Editor's Note: The following interview first appeared in the September/October 2008 edition of Homecoming Magazine.

Best-selling author Anne Rice, who gained fame for her dark, gothic novels—including 1976's Interview With the Vampire—discusses her return to faith with a new spiritual memoir Called Out of Darkness.

Gloria: Your story is incredibly intriguing so I’d love to dig around in your brain about all that is happening. You were famous and successful from any outsider’s view, and you had a whole entourage of publishers, assistants and all kinds of advantages. What happened in your personal story to precipitate such a major change in your life and in your work?

Anne: Well, it was personal conversion. In 1998, Christian faith came back to me and I went back to my church. And that was really what prompted me to change. I went on for a short time still writing the older books, but they had more and more Christian content. And finally in 2002, I decided I would write only books that reflected my Christian outlook and they would all be dedicated to the Lord. It was really, just a very personal, wonderful conversion for which I was very thankful.

Gloria: Was there anything before that moment that drove you back?

Anne: No, there really wasn’t. You know, one of the things that I need to stress about my return is that it wasn’t hooked to any particular loss or any particular event. It was nothing like that. I left the church when I was 18, and it was really an intellectual break and a loss of faith. I was a young college student and I wanted to know all about the world and so forth. And I went back as the result of a great deal of reading, searching, questioning—and also just realizing that I wasn’t an atheist—that I really did believe in God and I wanted to go back to church. I felt an overwhelming love for God and an overwhelming desire to return to the community of my childhood church which was a Catholic church. Really the main thing I remember was just finally no longer being able to fool myself that I was an atheist. I had been convinced that being an atheist was facing reality, dealing with the truth no matter how harsh it was, and I really didn’t believe…I guess I can say my faith in atheism broke down. I realized that this world was made by a loving God and that there was evidence in history and in the physical world, and my return was just one afternoon. I called my assistant and said, “Do you know a priest that I could talk to?” And she said, “Yes, I do.” And she called back in a few minutes and said, “He’s there now.” I went to the church and talked to him for about two hours and went to confession, and I was back in the fold. It was really a wonderful, wonderful turning point. But the really big moment for me was in 2002 when I was sitting in church and I decided that I was going to write only for the Lord. That really was the moment when my whole life shifted.

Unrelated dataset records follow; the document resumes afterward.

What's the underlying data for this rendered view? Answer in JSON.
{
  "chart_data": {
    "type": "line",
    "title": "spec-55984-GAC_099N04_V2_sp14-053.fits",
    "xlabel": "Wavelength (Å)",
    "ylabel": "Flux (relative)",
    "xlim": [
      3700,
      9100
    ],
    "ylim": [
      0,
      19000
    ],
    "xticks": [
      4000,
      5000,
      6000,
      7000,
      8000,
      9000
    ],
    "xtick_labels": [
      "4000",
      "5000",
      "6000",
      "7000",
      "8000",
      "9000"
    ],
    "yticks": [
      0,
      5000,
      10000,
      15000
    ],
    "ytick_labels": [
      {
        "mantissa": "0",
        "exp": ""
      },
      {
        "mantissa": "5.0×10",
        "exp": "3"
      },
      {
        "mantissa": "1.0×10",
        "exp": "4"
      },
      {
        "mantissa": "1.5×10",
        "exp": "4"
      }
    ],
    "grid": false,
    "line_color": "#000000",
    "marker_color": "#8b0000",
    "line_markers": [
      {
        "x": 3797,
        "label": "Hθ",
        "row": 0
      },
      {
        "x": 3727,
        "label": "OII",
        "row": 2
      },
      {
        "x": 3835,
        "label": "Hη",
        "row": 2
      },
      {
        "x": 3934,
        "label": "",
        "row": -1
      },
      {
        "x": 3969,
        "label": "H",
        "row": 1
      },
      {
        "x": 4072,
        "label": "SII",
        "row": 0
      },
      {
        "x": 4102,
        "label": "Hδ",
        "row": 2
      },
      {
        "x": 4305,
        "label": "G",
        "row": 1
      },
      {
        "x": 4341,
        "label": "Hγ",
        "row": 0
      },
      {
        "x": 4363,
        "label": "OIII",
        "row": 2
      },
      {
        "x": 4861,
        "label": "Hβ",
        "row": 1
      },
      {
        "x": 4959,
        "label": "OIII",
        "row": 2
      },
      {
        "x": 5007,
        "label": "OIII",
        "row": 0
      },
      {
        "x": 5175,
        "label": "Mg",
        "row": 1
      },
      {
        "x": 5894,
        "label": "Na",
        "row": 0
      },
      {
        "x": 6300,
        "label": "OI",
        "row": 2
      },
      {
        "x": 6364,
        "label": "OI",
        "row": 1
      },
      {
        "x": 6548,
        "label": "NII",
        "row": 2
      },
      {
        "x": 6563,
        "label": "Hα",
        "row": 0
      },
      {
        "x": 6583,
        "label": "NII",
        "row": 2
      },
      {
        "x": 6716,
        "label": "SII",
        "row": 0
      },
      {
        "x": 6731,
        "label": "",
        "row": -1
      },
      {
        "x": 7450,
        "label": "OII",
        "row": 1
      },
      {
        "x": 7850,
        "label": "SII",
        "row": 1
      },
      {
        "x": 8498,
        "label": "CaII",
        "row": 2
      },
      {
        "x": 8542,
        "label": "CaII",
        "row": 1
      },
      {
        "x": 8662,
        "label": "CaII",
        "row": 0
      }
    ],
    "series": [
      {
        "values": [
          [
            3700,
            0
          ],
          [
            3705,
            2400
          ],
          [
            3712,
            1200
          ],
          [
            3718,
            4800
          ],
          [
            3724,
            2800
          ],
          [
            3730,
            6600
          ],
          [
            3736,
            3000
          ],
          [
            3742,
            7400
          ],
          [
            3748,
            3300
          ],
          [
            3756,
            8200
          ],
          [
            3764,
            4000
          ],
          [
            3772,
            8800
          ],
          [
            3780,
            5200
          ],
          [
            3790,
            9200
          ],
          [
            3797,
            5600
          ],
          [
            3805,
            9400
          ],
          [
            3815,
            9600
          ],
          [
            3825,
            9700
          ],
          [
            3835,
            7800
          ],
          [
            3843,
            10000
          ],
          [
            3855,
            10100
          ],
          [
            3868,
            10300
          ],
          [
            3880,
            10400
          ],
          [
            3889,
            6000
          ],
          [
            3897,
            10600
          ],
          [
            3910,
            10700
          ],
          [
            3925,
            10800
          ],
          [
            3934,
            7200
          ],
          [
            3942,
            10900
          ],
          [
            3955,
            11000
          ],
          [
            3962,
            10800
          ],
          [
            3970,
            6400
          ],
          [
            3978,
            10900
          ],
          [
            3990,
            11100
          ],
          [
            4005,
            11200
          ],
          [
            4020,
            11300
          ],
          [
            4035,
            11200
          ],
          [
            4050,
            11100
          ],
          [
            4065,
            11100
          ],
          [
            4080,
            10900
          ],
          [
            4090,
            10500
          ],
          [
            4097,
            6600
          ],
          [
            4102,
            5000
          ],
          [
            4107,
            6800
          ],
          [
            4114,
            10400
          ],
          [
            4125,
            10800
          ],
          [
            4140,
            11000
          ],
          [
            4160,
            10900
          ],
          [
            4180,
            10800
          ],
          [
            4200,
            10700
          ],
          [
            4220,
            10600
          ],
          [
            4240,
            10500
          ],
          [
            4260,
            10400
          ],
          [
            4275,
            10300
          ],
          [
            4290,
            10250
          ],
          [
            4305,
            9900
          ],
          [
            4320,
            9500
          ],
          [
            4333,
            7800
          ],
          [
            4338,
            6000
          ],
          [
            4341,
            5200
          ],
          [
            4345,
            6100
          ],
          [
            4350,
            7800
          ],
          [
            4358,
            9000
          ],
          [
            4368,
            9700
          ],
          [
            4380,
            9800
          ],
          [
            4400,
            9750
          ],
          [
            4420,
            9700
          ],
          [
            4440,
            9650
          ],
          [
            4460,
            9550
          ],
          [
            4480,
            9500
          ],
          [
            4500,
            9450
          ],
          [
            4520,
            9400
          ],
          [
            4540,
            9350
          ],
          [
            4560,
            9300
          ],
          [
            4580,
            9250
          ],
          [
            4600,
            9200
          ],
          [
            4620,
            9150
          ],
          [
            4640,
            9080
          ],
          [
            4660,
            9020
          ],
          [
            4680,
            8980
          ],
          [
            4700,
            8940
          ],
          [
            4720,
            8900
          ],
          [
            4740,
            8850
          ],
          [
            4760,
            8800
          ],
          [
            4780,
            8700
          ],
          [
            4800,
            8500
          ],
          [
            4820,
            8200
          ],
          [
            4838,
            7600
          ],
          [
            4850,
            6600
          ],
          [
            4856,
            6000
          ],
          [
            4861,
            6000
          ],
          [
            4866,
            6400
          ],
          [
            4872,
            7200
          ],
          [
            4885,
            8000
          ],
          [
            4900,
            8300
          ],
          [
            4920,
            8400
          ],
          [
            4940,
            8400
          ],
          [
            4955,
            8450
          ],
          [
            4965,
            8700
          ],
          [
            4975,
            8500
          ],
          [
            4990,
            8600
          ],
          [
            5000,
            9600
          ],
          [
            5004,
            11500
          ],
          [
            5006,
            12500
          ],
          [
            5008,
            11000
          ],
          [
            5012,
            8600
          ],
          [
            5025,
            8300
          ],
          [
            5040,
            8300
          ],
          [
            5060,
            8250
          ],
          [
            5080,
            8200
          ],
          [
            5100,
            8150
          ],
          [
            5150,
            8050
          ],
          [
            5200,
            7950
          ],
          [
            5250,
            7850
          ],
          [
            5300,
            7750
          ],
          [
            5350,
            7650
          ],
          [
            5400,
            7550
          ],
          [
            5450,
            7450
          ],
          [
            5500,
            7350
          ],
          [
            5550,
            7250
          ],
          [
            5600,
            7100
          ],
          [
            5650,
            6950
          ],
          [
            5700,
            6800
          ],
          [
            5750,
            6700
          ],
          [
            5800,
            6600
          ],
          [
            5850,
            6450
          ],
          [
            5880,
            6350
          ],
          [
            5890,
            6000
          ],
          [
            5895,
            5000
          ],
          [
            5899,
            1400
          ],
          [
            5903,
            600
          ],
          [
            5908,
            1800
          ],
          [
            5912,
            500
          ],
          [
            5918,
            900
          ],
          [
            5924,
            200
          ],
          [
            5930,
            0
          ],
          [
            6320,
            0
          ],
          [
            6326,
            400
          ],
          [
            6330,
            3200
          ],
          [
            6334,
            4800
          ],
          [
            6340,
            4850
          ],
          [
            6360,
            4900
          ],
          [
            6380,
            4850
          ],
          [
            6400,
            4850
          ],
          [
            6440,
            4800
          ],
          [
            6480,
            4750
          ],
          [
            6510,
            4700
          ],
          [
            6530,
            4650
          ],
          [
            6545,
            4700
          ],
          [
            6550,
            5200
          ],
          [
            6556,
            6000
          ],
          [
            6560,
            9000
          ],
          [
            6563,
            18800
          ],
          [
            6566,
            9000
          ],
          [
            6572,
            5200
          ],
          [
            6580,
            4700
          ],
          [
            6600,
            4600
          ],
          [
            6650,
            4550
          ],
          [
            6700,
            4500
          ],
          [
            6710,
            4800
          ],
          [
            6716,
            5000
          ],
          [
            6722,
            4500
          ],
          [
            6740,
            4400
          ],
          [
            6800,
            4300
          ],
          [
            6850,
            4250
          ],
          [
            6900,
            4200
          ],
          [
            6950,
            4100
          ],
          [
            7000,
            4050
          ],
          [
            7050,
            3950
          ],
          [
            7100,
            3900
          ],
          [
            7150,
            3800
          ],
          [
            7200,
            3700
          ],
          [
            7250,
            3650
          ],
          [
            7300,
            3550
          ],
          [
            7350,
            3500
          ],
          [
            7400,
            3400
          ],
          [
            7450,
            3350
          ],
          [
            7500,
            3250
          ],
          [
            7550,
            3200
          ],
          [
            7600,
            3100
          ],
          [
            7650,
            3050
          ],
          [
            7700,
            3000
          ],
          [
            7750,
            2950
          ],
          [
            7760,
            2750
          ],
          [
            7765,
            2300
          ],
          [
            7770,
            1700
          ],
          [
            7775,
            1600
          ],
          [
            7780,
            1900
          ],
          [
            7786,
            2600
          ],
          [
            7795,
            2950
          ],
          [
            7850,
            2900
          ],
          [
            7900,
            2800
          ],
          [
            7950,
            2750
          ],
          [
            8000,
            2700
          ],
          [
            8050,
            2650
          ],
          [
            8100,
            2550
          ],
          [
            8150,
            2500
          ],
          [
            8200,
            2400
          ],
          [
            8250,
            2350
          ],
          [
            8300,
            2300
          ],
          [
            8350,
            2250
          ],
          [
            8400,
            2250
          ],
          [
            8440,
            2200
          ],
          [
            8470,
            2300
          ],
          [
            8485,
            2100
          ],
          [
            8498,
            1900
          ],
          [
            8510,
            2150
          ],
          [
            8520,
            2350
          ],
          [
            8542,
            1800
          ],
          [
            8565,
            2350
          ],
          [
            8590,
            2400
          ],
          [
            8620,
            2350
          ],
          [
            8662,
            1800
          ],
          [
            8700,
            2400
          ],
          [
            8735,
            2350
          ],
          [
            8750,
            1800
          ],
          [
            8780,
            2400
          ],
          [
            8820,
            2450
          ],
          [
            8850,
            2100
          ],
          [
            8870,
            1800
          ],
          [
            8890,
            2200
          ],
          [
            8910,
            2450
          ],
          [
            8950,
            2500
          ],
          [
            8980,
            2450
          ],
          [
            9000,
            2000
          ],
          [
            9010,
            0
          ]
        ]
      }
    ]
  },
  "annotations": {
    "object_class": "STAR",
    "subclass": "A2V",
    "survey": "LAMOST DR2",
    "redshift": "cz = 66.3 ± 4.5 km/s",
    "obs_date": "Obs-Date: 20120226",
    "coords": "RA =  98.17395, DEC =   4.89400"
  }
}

Gloria: In your new book, Called Out of Darkness, there’s a paragraph that I think is so universal with people who are starting a new or a return journey to faith. You talk about negotiating with God and you write, “One Saturday afternoon everything changed. I was seated in the pew and going through the great negotiation—what I would give and what I didn’t want to give and what God wanted me to give...” You’re trading out the fear of what He was going to ask you to do. In this whole section of your memoir it sounds as if you are coming to a new realization that you don’t have to buy God’s approval by doing something incredibly good.

Anne: I think it was the opposite. What I realized was that I wasn’t giving Him everything—that I was holding back. And I felt that I had to be able to give Him everything. If He really was the Maker of the universe—the Creator, the Lord, the Savior—how could I hold back? How could I say, “Well, I’m writing these books now. Really it’s not clear that I’m a Christian in these books, but it’s OK.” I realized that that didn’t work anymore. I had to say to Him, “Look, I’m going to put all my gifts—whatever I have—in Your service.” I was thinking more of the passage in Scripture where He says, “Go sell all you have, give it to the poor and come follow me if you would be perfect.” That’s what I was thinking about, and I was realizing how far short I fell from that by not giving Him my writing. And I resolved that from then on I would write only for Him. I would not write anything that did not reflect my world view as a Christian. And really my world view had always been central to my work. When I was writing about vampires I was writing about my own despair and the feeling of being lost and my own darkness. That’s why I called the book Called Out of Darkness. As a Christian I thought, “I have to start reflecting my beliefs. I have to start standing up for my beliefs in my books. I have to start letting these books which have always been about me be about the Christian me. They can’t be the old books anymore.” And so that’s what I was telling God—“I’m going to stop negotiating with what You demand, and I’m going to start admitting it.”